Não. O que você busca é apenas memória, algo que já conhece e avalia como desejável. Todas estas coisas que você nomeia são atributos, sobreposições sobre a consciência pura. Há um entendimento profundo a ser ganho quando vê que, no momento da obtenção da qualidade desejada, não há nem uma qualidade-objeto nem um sujeito que a experimenta. Neste momento, há apenas unidade não-qualificada. É apenas depois de abandonar esta unidade que você procura uma causa e diz: “A causa desta alegria foi esta qualidade que alcancei”. Mas, no momento da vivência da unidade, não há lugar para qualquer qualidade, para qualquer objeto, seja qual for.

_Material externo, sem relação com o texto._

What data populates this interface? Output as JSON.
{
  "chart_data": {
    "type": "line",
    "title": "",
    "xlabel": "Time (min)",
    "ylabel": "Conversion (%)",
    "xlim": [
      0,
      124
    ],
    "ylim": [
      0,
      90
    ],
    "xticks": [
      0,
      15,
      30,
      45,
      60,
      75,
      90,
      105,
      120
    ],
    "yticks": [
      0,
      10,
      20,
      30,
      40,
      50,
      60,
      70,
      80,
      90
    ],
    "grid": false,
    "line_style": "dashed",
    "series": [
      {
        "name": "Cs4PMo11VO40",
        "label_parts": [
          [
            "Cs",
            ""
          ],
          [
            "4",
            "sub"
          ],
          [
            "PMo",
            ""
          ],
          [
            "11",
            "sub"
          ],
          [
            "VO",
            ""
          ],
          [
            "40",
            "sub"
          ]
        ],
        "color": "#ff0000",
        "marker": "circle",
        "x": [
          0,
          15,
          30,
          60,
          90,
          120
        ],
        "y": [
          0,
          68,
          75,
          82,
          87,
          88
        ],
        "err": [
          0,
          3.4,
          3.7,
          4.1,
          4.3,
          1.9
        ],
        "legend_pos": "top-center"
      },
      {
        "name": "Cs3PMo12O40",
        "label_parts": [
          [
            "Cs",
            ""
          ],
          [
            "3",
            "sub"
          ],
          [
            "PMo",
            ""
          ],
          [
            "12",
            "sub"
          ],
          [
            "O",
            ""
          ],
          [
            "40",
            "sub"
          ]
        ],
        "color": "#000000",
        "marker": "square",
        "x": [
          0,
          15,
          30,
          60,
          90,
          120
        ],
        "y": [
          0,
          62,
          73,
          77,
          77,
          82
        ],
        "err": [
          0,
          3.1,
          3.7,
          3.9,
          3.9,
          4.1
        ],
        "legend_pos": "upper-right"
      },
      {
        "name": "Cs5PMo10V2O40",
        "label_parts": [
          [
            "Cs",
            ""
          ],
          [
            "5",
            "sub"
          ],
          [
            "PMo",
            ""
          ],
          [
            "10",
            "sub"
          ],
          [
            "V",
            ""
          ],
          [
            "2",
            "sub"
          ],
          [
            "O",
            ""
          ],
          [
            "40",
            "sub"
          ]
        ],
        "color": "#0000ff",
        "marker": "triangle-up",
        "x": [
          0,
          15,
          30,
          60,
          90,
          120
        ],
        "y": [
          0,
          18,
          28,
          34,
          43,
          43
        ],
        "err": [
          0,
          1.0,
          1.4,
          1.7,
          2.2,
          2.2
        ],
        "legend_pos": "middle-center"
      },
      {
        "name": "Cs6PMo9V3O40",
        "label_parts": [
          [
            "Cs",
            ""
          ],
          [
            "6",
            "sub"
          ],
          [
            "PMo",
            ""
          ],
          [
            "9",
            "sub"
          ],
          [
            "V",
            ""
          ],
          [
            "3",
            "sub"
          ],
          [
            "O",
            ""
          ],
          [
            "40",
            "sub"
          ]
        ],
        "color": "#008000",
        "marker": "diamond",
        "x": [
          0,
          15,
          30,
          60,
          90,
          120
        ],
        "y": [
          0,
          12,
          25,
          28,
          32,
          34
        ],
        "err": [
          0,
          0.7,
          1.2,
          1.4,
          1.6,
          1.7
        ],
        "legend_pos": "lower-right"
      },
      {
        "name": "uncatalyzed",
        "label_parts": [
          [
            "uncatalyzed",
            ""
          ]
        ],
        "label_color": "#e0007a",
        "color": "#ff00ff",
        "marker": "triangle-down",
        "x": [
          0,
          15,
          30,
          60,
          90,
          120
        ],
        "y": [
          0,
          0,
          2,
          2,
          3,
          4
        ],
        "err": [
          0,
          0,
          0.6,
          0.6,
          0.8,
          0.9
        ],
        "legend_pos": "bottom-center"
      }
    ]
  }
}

Esta unidade é nosso desejo verdadeiro?

É nosso desejo verdadeiro. Todos os outros desejos aparecem mais ou menos através da falta de discernimento. O desejo é um esforço para obter compensação, a busca de um modo de preencher um sentimento de vacuidade em você mesmo. Assim, quando, por um momento, o esforço termina e o objeto desejado é obtido, há um instante em que você vive em unidade, na satisfação final, mas esta satisfação não tem causa. E este instante nem mesmo pode ser chamado de um instante, pois é atemporal.

O que então é o Karma, o qual é produzido pela relação de causa e efeito?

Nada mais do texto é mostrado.